The Warren County School District is in the midst of a multiple decade trend of declining enrollment.
In spite of that, the district's basic education subsidy from the state of Pennsylvania is up over $10 million since the 2000-2001 school year.
A provision installed to protect rural districts - hold harmless - has, for every year but this year, ensured there would be no decline in the subsidy and that it would see an automatic increase of two percent, which is currently in the realm of $500,000.
But, from the perspective of the Pennsylvania General Assembly, that might be under attack.
State Rep. Kathy Rapp, addressing the Warren County Council of Governments on Wednesday night, expressed a concern that declining population could eventually eat away at that funding.
Noting that when she graduated from Warren Area High School her graduating class was around 500 students, Rapp said that "now there's about 300 countywide."

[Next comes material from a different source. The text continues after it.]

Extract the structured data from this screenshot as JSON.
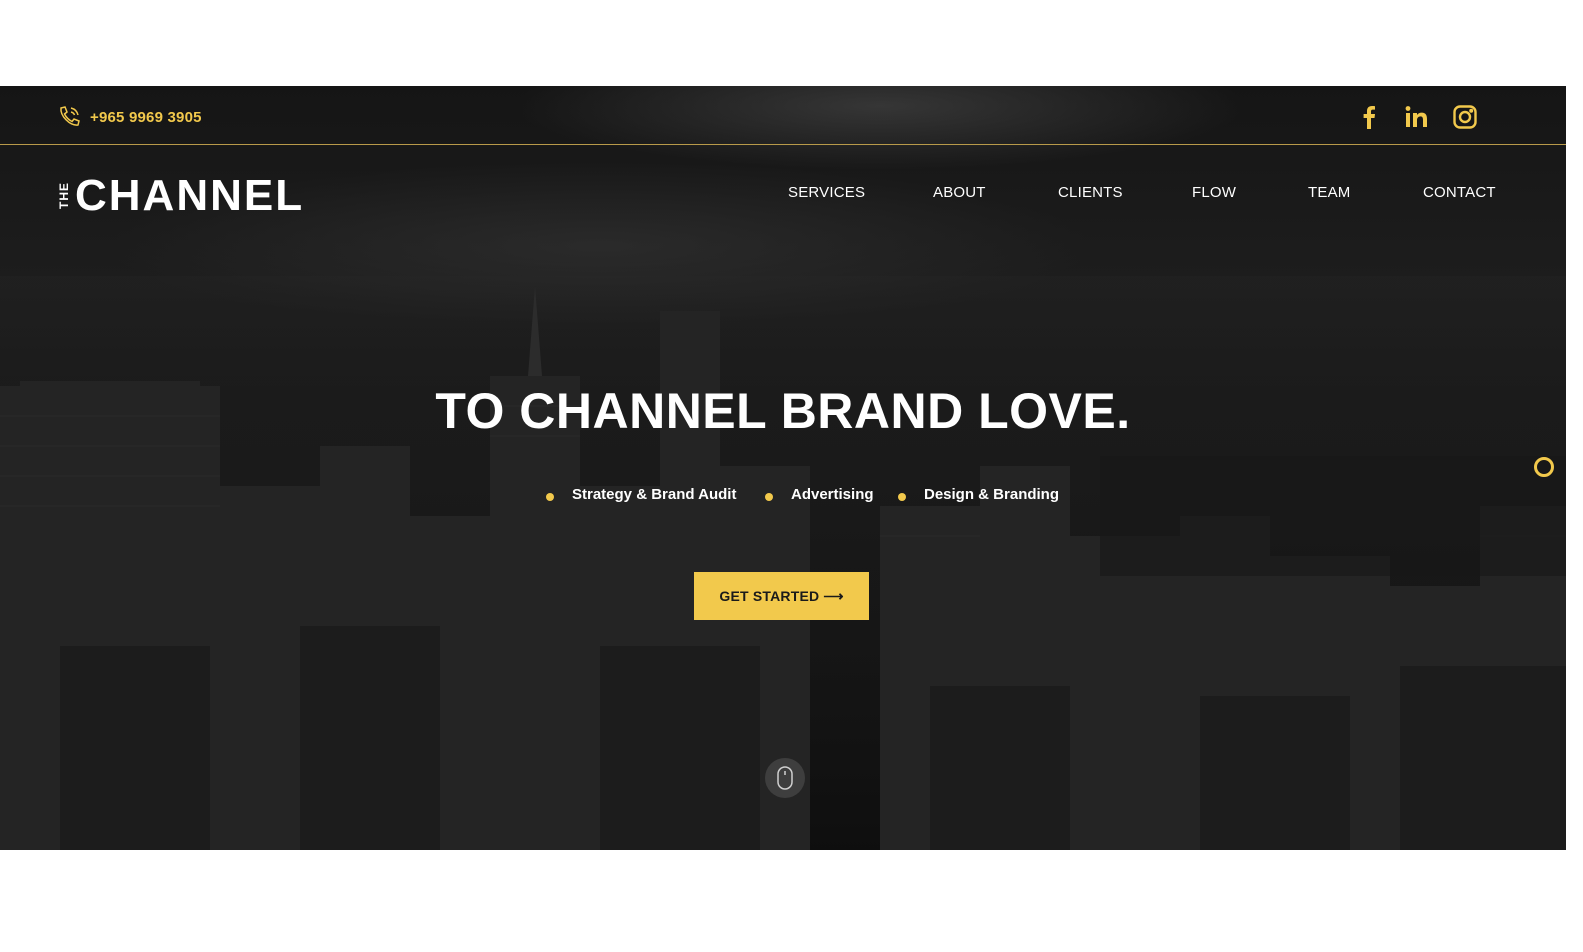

"I have a big concern about that because talking about the budget for education, hold harmless, the growing school districts, they're looking at the money the rural counties are receiving," Rapp said.
The basic education subsidy for the WCSD for the 2012-12013 school year is $29,959,625, up $6 million from the previous year and up $4 million from the 2010-2011 year. The subsidy was $18,738,280 for the 2000-2001 year, according to copies of the final budget for the respective fiscal years available at wcsdpa.org.
Rapp told the COG that fast-growing districts, "have the economic base and the tax base (are) basically saying 'we want that. You don't deserve that (funding because) you don't have the children.'"
And those arguments have made it to the halls of the General Assembly in Harrisburg.
"We've already battled it," Rapp said. "Mostly in caucus and not in public, but I think that is coming...We need to find young families that want to have children again."